University of Waterloo Greenhouse Design Initiative: Shedding Light on the Importance of Hospice Care

By Neel Bhavsar, Claudia Spengler, David Chobotov

Three University of Waterloo students are helping Hospice Waterloo Region find ways to counter misconceptions and increase referral rates earlier in the end-of-life trajectory, so that individuals and their families can benefit from needed services and support.


As part of the Greenhouse Workplace Innovation Program (WIP) at the University of Waterloo, we are a team of three students taking part in an 8 month project in which we are paired with a local organization and receive support from WIP in the process of investigating and solving a core organizational need. We are currently working with Hospice Waterloo Region (HWR), originally a community hospice care provider, which is now expanding their services to in-facility beds in the months to come. In this project, we are investigating ways in which the organization may broaden public understanding of hospice services and increase referral rate for hospice support earlier in a person’s end of life journey.

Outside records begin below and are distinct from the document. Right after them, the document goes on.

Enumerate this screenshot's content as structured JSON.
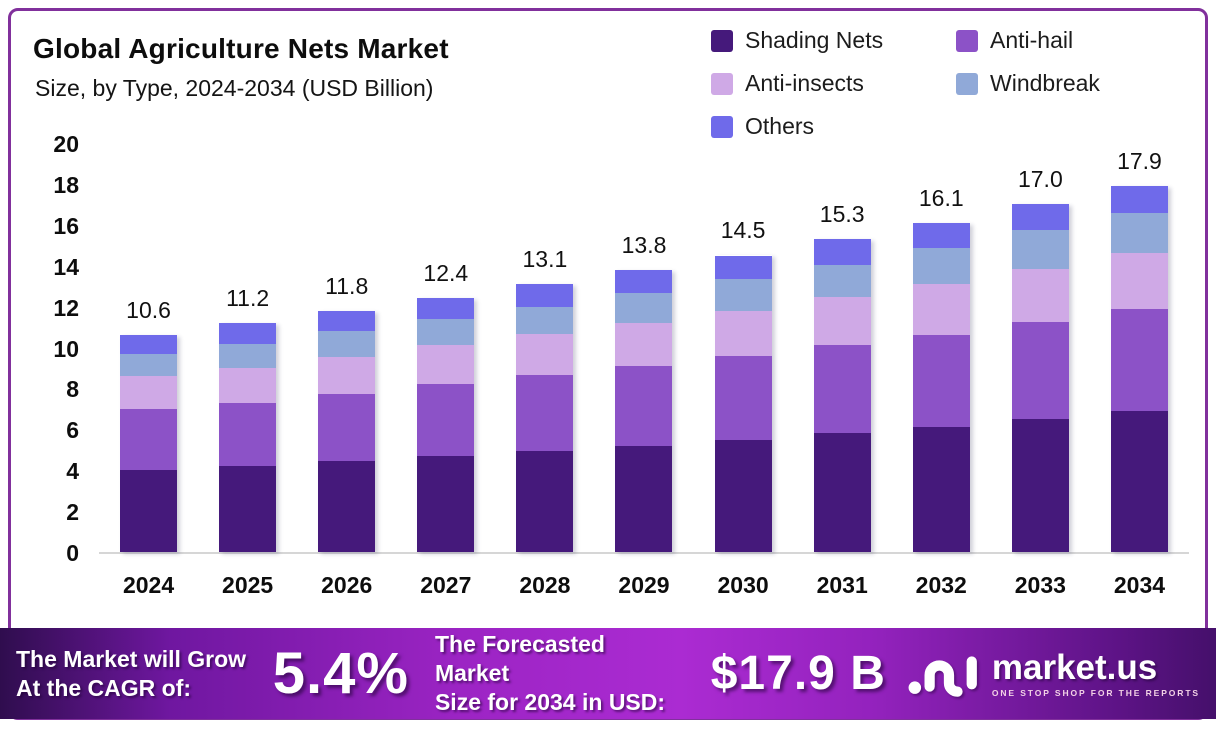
{
  "header": {
    "title": "Global Agriculture Nets Market",
    "subtitle": "Size, by Type, 2024-2034 (USD Billion)"
  },
  "chart_data": {
    "type": "bar",
    "stacked": true,
    "grid": false,
    "legend_position": "top-right",
    "categories": [
      "2024",
      "2025",
      "2026",
      "2027",
      "2028",
      "2029",
      "2030",
      "2031",
      "2032",
      "2033",
      "2034"
    ],
    "series": [
      {
        "name": "Shading Nets",
        "color": "#45197B",
        "values": [
          4.0,
          4.2,
          4.45,
          4.7,
          4.95,
          5.2,
          5.5,
          5.8,
          6.1,
          6.5,
          6.9
        ]
      },
      {
        "name": "Anti-hail",
        "color": "#8C52C7",
        "values": [
          3.0,
          3.1,
          3.3,
          3.5,
          3.7,
          3.9,
          4.1,
          4.3,
          4.5,
          4.75,
          5.0
        ]
      },
      {
        "name": "Anti-insects",
        "color": "#CFA9E6",
        "values": [
          1.6,
          1.7,
          1.8,
          1.9,
          2.0,
          2.1,
          2.2,
          2.35,
          2.5,
          2.6,
          2.7
        ]
      },
      {
        "name": "Windbreak",
        "color": "#90A9D8",
        "values": [
          1.1,
          1.15,
          1.25,
          1.3,
          1.35,
          1.45,
          1.55,
          1.6,
          1.75,
          1.9,
          2.0
        ]
      },
      {
        "name": "Others",
        "color": "#6F6AEA",
        "values": [
          0.9,
          1.05,
          1.0,
          1.0,
          1.1,
          1.15,
          1.15,
          1.25,
          1.25,
          1.25,
          1.3
        ]
      }
    ],
    "totals": [
      "10.6",
      "11.2",
      "11.8",
      "12.4",
      "13.1",
      "13.8",
      "14.5",
      "15.3",
      "16.1",
      "17.0",
      "17.9"
    ],
    "ylim": [
      0,
      20
    ],
    "yticks": [
      0,
      2,
      4,
      6,
      8,
      10,
      12,
      14,
      16,
      18,
      20
    ],
    "xlabel": "",
    "ylabel": ""
  },
  "banner": {
    "growth_label_line1": "The Market will Grow",
    "growth_label_line2": "At the CAGR of:",
    "cagr_value": "5.4%",
    "forecast_label_line1": "The Forecasted Market",
    "forecast_label_line2": "Size for 2034 in USD:",
    "forecast_value": "$17.9 B",
    "logo_name": "market.us",
    "logo_tagline": "ONE STOP SHOP FOR THE REPORTS"
  },
  "colors": {
    "card_border": "#81309C",
    "banner_gradient_start": "#2f0d4e",
    "banner_gradient_mid": "#ab2bd2",
    "banner_gradient_end": "#45106b",
    "axis_line": "#d6d6d6"
  }
}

To investigate and solve this problem, we have divided our approach into three sections: problem investigation, solution ideation, and prototyping / testing. The first step in our problem investigation process was to collect as much information as possible about the hospice and palliative care systems. In doing so, we followed an inductive approach to our research by conducting informal interviews with key informants in geriatric care and palliative care, as well as healthcare practitioners.

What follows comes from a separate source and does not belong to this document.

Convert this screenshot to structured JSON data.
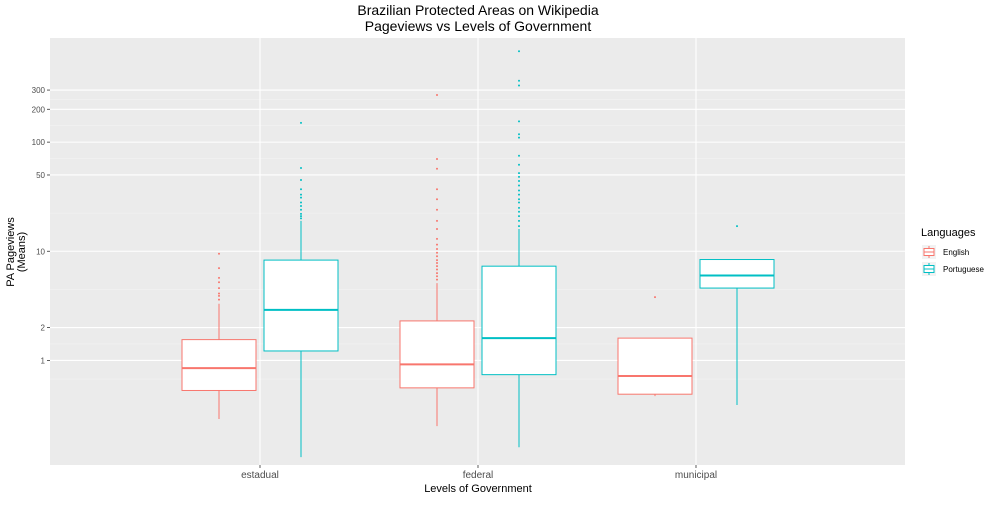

From our research, we came to learn that many of HWR’s clients enter hospice care with only a few weeks left to live, and do not reap the full benefits of the palliative care process. We discovered that this is largely due to a reluctance among some communities, doctors, or families to make referrals based on misconceptions about what hospices actually are, and stereotypes surrounding palliative care. For example, many patients may perceive a recommendation to hospice as a sign that their medical team has given up, or that medical care has nothing left to offer. The reality is that hospices are much more than places people go to in order to transition from life to death. With the goal of improving quality of life in a patient’s final months, hospices focus on providing physical, emotional, spiritual, and practical support to both patients and families. Like other hospices in Ontario, HWR’s services and overarching philosophy are underpinned by the view that death is a journey both individuals and families must undergo, and that this journey does not have to be travelled alone. When dealing with terminal cases, a physician has the responsibility to inform their patients that the medical care system has not given up on them, and that a palliative approach to care, which includes hospice support, can be introduced earlier to provide opportunities that enrich a client’s life until death. By providing services such as professional counselling, legacy activities, physical / spiritual therapy, vigiling, group activities, and more, Hospice Waterloo Region supports people to keep living to their fullest potential within the constraints that their condition has placed them in. The problem we identified is that not enough people know this.

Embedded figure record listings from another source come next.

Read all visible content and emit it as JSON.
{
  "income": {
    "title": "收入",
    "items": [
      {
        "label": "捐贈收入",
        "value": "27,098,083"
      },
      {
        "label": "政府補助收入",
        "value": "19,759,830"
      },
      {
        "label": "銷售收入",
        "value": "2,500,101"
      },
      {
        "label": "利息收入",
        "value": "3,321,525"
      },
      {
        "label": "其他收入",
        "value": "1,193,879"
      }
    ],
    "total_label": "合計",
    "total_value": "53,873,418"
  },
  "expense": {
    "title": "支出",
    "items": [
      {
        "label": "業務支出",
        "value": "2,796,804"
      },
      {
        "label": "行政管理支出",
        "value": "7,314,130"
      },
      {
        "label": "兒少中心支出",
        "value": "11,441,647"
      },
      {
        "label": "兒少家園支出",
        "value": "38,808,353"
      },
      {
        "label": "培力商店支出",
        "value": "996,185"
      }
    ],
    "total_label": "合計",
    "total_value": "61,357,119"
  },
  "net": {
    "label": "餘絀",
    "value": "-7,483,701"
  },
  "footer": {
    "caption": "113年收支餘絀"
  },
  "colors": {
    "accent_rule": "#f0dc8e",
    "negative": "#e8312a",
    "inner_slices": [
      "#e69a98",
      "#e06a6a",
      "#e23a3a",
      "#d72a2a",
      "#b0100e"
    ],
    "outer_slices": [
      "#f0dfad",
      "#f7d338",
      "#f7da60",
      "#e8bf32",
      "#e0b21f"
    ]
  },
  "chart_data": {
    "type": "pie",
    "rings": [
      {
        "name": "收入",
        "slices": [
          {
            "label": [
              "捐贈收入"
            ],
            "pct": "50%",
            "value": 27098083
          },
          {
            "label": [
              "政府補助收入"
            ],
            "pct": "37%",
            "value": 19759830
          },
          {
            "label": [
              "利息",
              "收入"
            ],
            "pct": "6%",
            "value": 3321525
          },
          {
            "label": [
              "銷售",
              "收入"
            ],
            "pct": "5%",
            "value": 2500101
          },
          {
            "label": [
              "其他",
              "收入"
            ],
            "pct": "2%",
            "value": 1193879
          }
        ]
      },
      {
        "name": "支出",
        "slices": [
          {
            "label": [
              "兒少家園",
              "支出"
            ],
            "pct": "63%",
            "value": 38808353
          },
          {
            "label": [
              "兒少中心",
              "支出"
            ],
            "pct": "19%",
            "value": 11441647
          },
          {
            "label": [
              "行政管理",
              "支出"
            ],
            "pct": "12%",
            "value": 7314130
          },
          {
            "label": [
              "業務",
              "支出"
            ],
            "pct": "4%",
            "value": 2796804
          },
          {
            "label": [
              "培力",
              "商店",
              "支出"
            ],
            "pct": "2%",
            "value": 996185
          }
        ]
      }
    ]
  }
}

Before starting this project, our group recognized a series of assumptions which we had about hospice care which may prevent the general public from understanding the full extent of hospice services. The first assumption being that hospice care is strictly only an in-facility based system which provides care to clients and family of clients in the facility. This is not at all the case, as Hospice Waterloo Region was primarily an “at-home care service” even before the pandemic which focused on supporting individuals who were dying through counselling, 1:1 volunteer support and day program activities. That work also included support for caregivers and families dealing with the loss of a loved one. Another large assumption our group had at the beginning of the program was that you can only be referred to hospice through a primary care physician. This again is not true as you can refer yourself or a family member or a friend; this assumption prevents the possibility of more people reaching out to hospice care on their own to learn more about the extent of these services. Another large assumption includes the idea that services are not for family members or friends of clients in end of life care, the concept being that the services are again limited to direct care of the client. But hospice also supports family and friends in their everyday life, from buying groceries to providing rides in to the facility or work, whatever help may be needed. In order to address the increase of referrals overall it is important to directly approach these misunderstandings about hospice care which prevent full understanding of the services offered and the likelihood of all individuals including family members and friends, primary care physicians, and community members of making these referrals in the first place.

At this point in our project, we have finalized our problem investigation and are in the process of ideating solutions. Next steps for our team involve researching specific target stakeholders, and ideating solutions on ways to increase earlier referral rates from that specific target source. With the Greenhouse Workplace Innovation Program, we have had the chance to delve deep into an important issue which is part of a greater need for educating the general public about hospice services and the philosophy of palliative care. Our hope is that we are able to broach this larger problem with our solution. Bearing in mind that every step in the right direction can make a large difference in the end of life care of many individuals, we seek to prevent people from experiencing the “I wish I knew about how hospice could have helped me sooner” sentiment. We are very excited to see how our team will go about doing this in the months to come.